The network's growth and development are facilitated by maintaining a balance of interests among these various users. This dynamic interplay shapes the life cycle of the DEC token. The lifecycle of the DEC token comprises several distinctive stages, tailored to fit its unique design and purpose within the DGT ecosystem:

  • Creation: The genesis of the DEC token lifecycle starts with its creation. As per the DGT protocol, all DEC tokens are issued at once and are reserved in a system account called 'DEC_EMISSION_KEY'. This account essentially signifies an entry in the registry that bounds the total token supply.

  • Initial Distribution: A portion of the total DEC tokens are transferred to a designated consortium account named 'CORPORATE_WALLET', established at the time of issuance. This part of tokens is meant for supporting the network operationally and is generally small. The distribution rules are laid out in a whitepaper which is published during the token issuance.

  • Minting: Token minting occurs dynamically, driven by each node's Service Level Agreement (SLA) metrics. The network utilizes a Heartbeat Protocol, which links token distribution with the frequency of transaction processing, emulating the network's pulse. Nodes claim their tokens by issuing a special transaction that calculates the heartbeat rate since their last request and subsequently transfers tokens from the reserved sum based on the number of transactions they've processed. This token minting mechanism is regulated by a mathematical coefficient established during the token issuance stage.

  • Circulation: Once minted, the DEC tokens enter circulation within the DGT network, serving a variety of roles and use cases. They can be used for governance, as a medium of exchange, for access to services and applications, and as a foundation for secondary tokenization. The transaction fee incurred while using these tokens, which is set during the token issuance stage, incentivizes nodes to maintain network operations and contributes to the network's economy.

  • Usage and Utility: DEC tokens play multiple roles within the DGT ecosystem. They function as the native network asset for PoS validation, allow access to network services, function as a medium of exchange and provide the foundation for secondary tokenization.

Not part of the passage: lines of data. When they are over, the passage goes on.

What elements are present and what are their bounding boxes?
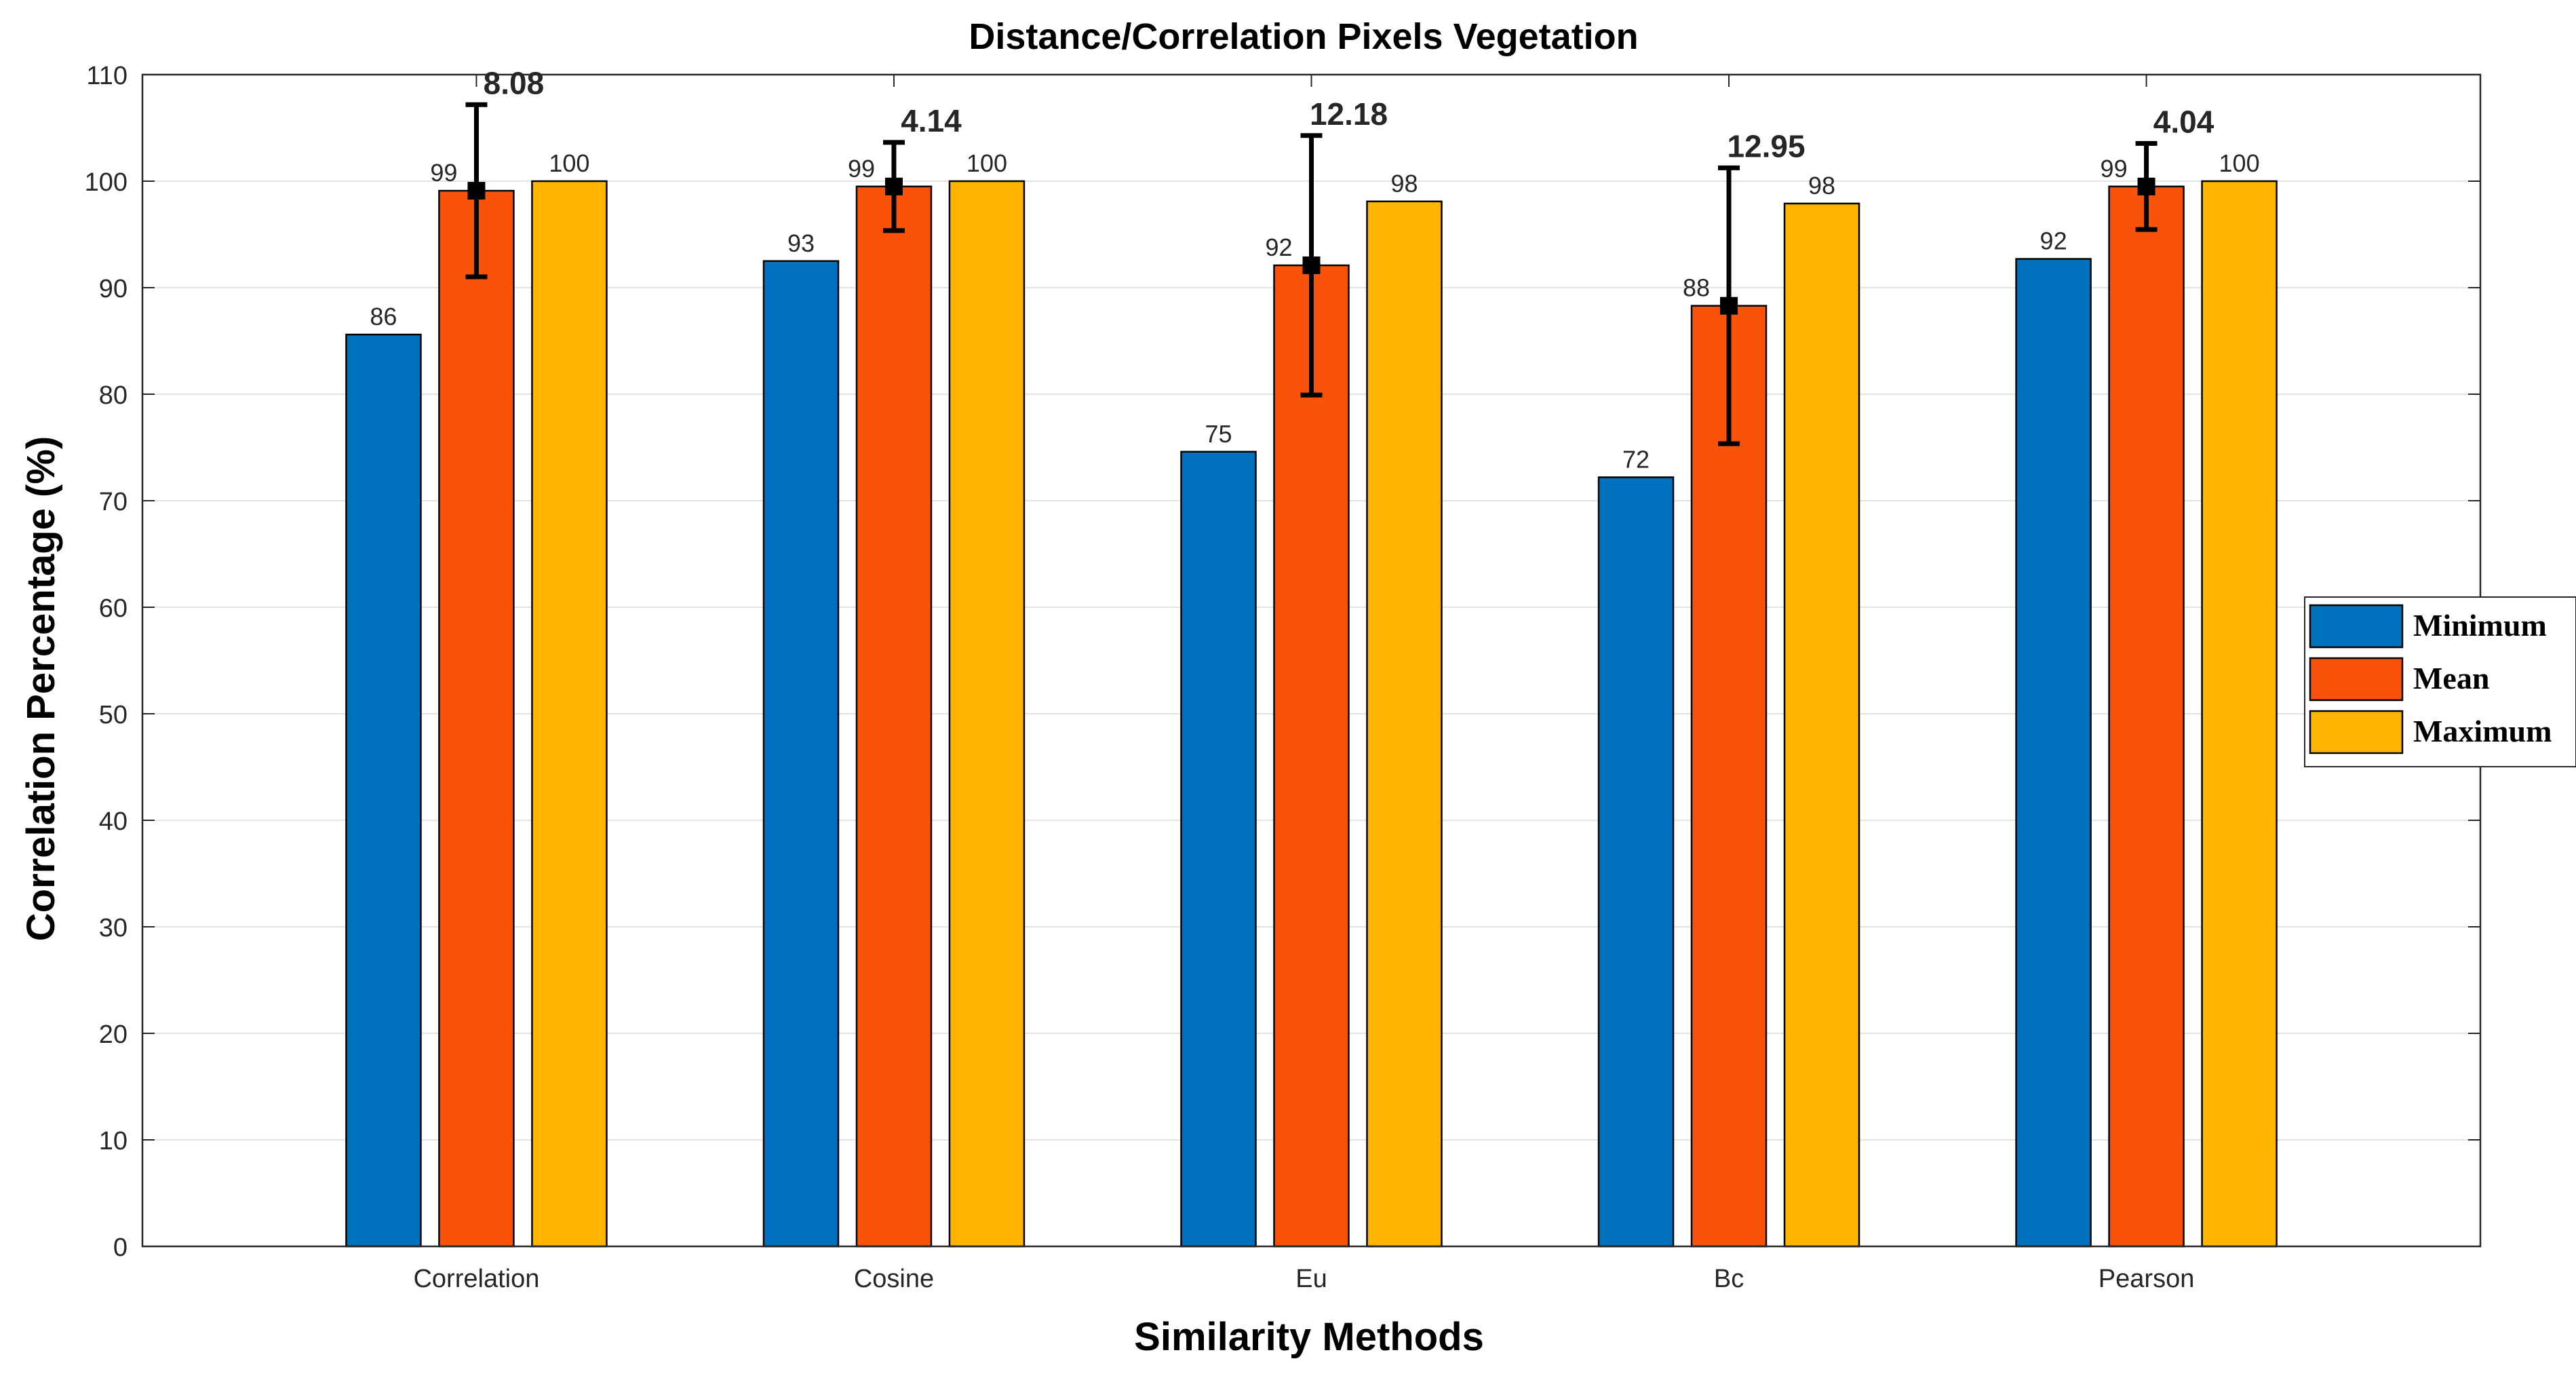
bar-minimum-pearson <box>2015 258 2092 1248</box>
bar-value-label: 100 <box>2219 149 2260 177</box>
error-value-label: 4.04 <box>2153 104 2214 139</box>
bar-mean-pearson <box>2108 185 2185 1248</box>
chart-title: Distance/Correlation Pixels Vegetation <box>969 16 1638 57</box>
bar-value-label: 86 <box>370 303 397 330</box>
bar-value-label: 99 <box>2101 155 2128 183</box>
y-axis-label: Correlation Percentage (%) <box>19 436 63 942</box>
legend-label-mean: Mean <box>2413 661 2489 695</box>
x-tick-label: Cosine <box>854 1265 934 1293</box>
bar-maximum-bc <box>1783 202 1860 1248</box>
mean-marker <box>467 182 486 200</box>
bar-minimum-eu <box>1180 451 1257 1248</box>
y-tick-label: 20 <box>99 1020 128 1049</box>
mean-marker <box>1720 296 1738 315</box>
bar-mean-bc <box>1690 305 1768 1248</box>
bar-minimum-correlation <box>345 333 422 1248</box>
bar-mean-cosine <box>855 185 933 1248</box>
error-value-label: 12.18 <box>1310 96 1388 132</box>
bar-maximum-cosine <box>948 180 1026 1248</box>
y-tick-label: 110 <box>86 62 128 90</box>
bar-value-label: 98 <box>1390 170 1418 197</box>
bar-value-label: 75 <box>1205 420 1232 448</box>
bar-value-label: 99 <box>430 159 457 187</box>
mean-marker <box>1302 256 1321 275</box>
bar-value-label: 93 <box>787 229 815 257</box>
bar-maximum-correlation <box>531 180 608 1248</box>
y-tick-label: 30 <box>99 914 128 942</box>
bar-value-label: 99 <box>848 155 875 183</box>
x-tick-label: Correlation <box>413 1265 539 1293</box>
y-tick-label: 90 <box>99 275 128 303</box>
error-value-label: 12.95 <box>1727 128 1805 164</box>
x-tick-label: Pearson <box>2099 1265 2195 1293</box>
error-value-label: 4.14 <box>901 103 962 138</box>
bar-minimum-bc <box>1597 476 1675 1248</box>
y-tick-label: 60 <box>99 594 128 623</box>
legend-swatch-mean <box>2309 657 2404 702</box>
bar-value-label: 92 <box>1265 233 1292 261</box>
bar-value-label: 92 <box>2040 227 2067 255</box>
x-axis-label: Similarity Methods <box>1134 1315 1484 1359</box>
y-tick-label: 40 <box>99 807 128 836</box>
legend-swatch-minimum <box>2309 604 2404 649</box>
bar-maximum-pearson <box>2201 180 2278 1248</box>
bar-value-label: 100 <box>549 149 589 177</box>
bar-value-label: 72 <box>1622 445 1650 473</box>
legend-label-maximum: Maximum <box>2413 714 2552 748</box>
bar-value-label: 88 <box>1683 274 1710 302</box>
x-tick-label: Eu <box>1295 1265 1327 1293</box>
plot-area: 0 10 20 30 40 50 60 70 80 90 100 110 Correlation 86 99… <box>85 62 2482 1293</box>
bar-minimum-cosine <box>762 260 840 1248</box>
mean-marker <box>884 177 903 195</box>
bar-mean-correlation <box>438 189 515 1248</box>
legend: Minimum Mean Maximum <box>2304 596 2576 767</box>
y-tick-label: 10 <box>99 1127 128 1155</box>
y-tick-label: 80 <box>99 381 128 410</box>
legend-swatch-maximum <box>2309 710 2404 754</box>
y-tick-label: 0 <box>113 1233 128 1262</box>
bar-value-label: 98 <box>1808 172 1835 199</box>
bar-maximum-eu <box>1366 200 1443 1248</box>
legend-label-minimum: Minimum <box>2413 608 2547 643</box>
y-tick-label: 100 <box>85 168 128 197</box>
bar-mean-eu <box>1273 264 1350 1248</box>
bar-value-label: 100 <box>967 149 1007 177</box>
y-tick-label: 50 <box>99 701 128 729</box>
y-tick-label: 70 <box>99 488 128 516</box>
x-tick-label: Bc <box>1714 1265 1744 1293</box>
mean-marker <box>2137 177 2155 195</box>
error-value-label: 8.08 <box>484 65 545 100</box>
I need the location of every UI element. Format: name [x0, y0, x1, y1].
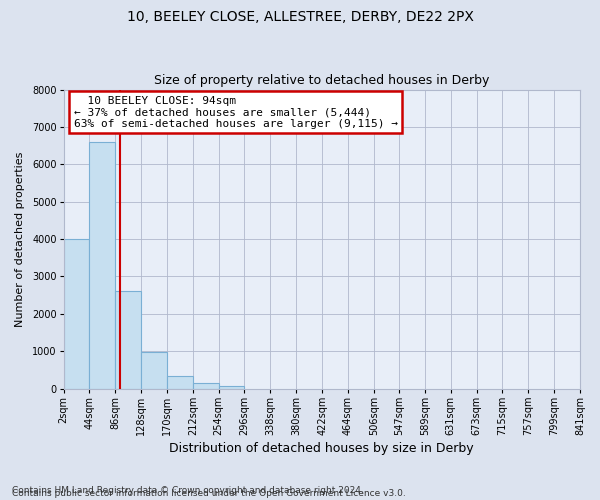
- Text: 10, BEELEY CLOSE, ALLESTREE, DERBY, DE22 2PX: 10, BEELEY CLOSE, ALLESTREE, DERBY, DE22…: [127, 10, 473, 24]
- Bar: [141, 352, 167, 389]
- Bar: [89, 142, 115, 388]
- Title: Size of property relative to detached houses in Derby: Size of property relative to detached ho…: [154, 74, 490, 87]
- Text: 10 BEELEY CLOSE: 94sqm  
← 37% of detached houses are smaller (5,444)
63% of sem: 10 BEELEY CLOSE: 94sqm ← 37% of detached…: [74, 96, 398, 128]
- Bar: [115, 292, 141, 388]
- Text: Contains HM Land Registry data © Crown copyright and database right 2024.: Contains HM Land Registry data © Crown c…: [12, 486, 364, 495]
- Y-axis label: Number of detached properties: Number of detached properties: [15, 152, 25, 327]
- Bar: [64, 239, 89, 388]
- Bar: [193, 384, 218, 388]
- Text: Contains public sector information licensed under the Open Government Licence v3: Contains public sector information licen…: [12, 488, 406, 498]
- Bar: [218, 386, 244, 388]
- X-axis label: Distribution of detached houses by size in Derby: Distribution of detached houses by size …: [169, 442, 474, 455]
- Bar: [167, 376, 193, 388]
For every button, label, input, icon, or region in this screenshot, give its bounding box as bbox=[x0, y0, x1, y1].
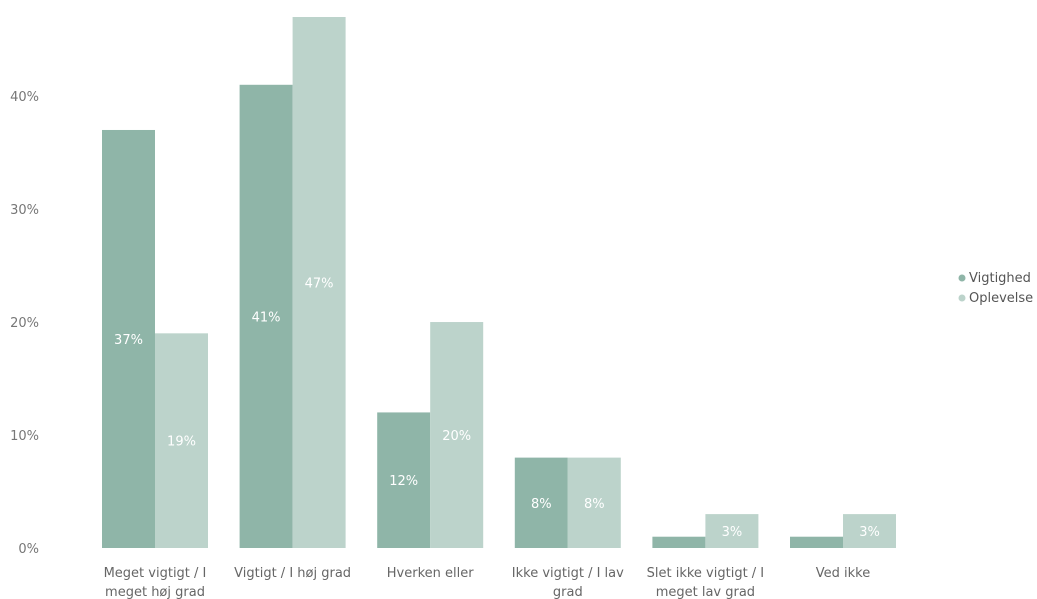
bars bbox=[102, 17, 896, 548]
bar-oplevelse-5 bbox=[843, 514, 896, 548]
data-label-oplevelse-2: 20% bbox=[442, 429, 471, 444]
x-category-label: Slet ikke vigtigt / I bbox=[647, 566, 765, 581]
bar-oplevelse-1 bbox=[292, 17, 346, 548]
bar-vigtighed-1 bbox=[239, 84, 293, 548]
y-tick-label: 30% bbox=[10, 203, 39, 218]
bar-vigtighed-3 bbox=[514, 457, 568, 548]
data-label-oplevelse-0: 19% bbox=[167, 435, 196, 450]
data-label-oplevelse-1: 47% bbox=[305, 277, 334, 292]
x-category-label: grad bbox=[553, 585, 583, 599]
legend: Vigtighed Oplevelse bbox=[958, 271, 1033, 306]
x-category-label: Vigtigt / I høj grad bbox=[234, 566, 351, 581]
bar-oplevelse-4 bbox=[705, 514, 759, 548]
data-label-vigtighed-0: 37% bbox=[114, 333, 143, 348]
data-label-vigtighed-2: 12% bbox=[389, 474, 418, 489]
x-category-label: Hverken eller bbox=[387, 566, 474, 581]
bar-vigtighed-0 bbox=[102, 129, 155, 548]
data-label-oplevelse-3: 8% bbox=[584, 497, 605, 512]
x-category-label: Ved ikke bbox=[816, 566, 870, 581]
legend-label-vigtighed: Vigtighed bbox=[969, 271, 1031, 286]
x-axis: Meget vigtigt / I meget høj grad Vigtigt /… bbox=[104, 566, 871, 599]
data-label-oplevelse-4: 3% bbox=[722, 525, 743, 540]
y-tick-label: 40% bbox=[10, 90, 39, 105]
bar-vigtighed-4 bbox=[652, 536, 706, 548]
bar-oplevelse-3 bbox=[567, 457, 621, 548]
x-category-label: meget høj grad bbox=[105, 585, 205, 599]
y-tick-label: 0% bbox=[18, 542, 39, 557]
bar-vigtighed-2 bbox=[377, 412, 431, 548]
bar-oplevelse-0 bbox=[155, 333, 208, 548]
x-category-label: meget lav grad bbox=[656, 585, 755, 599]
y-tick-label: 10% bbox=[10, 429, 39, 444]
x-category-label: Meget vigtigt / I bbox=[104, 566, 207, 581]
bar-vigtighed-5 bbox=[790, 536, 843, 548]
legend-marker-oplevelse bbox=[958, 294, 966, 302]
bar-oplevelse-2 bbox=[430, 322, 484, 548]
data-label-oplevelse-5: 3% bbox=[859, 525, 880, 540]
data-label-vigtighed-1: 41% bbox=[252, 310, 281, 325]
data-label-vigtighed-3: 8% bbox=[531, 497, 552, 512]
y-tick-label: 20% bbox=[10, 316, 39, 331]
y-axis: 0% 10% 20% 30% 40% bbox=[10, 90, 39, 557]
x-category-label: Ikke vigtigt / I lav bbox=[512, 566, 624, 581]
legend-marker-vigtighed bbox=[958, 274, 966, 282]
data-labels: 37% 19% 41% 47% 12% 20% 8% 8% 3% 3% bbox=[114, 277, 880, 541]
legend-label-oplevelse: Oplevelse bbox=[969, 291, 1033, 306]
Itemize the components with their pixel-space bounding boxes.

  • Trading: DEC tokens may be traded on secondary markets for price discovery and liquidity provision. Their value is ultimately determined by supply and demand dynamics. Some tokens can also be exchanged with external currencies using the Token Bridge. For this, the HTLC protocol is used, based on ZKP with the reservation of part of the tokens on the side of the external network (for example, as ERC-20 tokens on the Ethereum side).

  • Token Burn and Fees: The DGT protocol may incorporate a burning mechanism to control the token supply and increase its value. In addition, a flat fee is levied on each transaction to compensate nodes for their contribution in maintaining the network.

  • Security Measures and Protocol Adherence: The protocol enforces strict security measures like multi-signature for critical operations. All operations on DEC that don't align with the initial parameters are rejected by the network as protocol violations.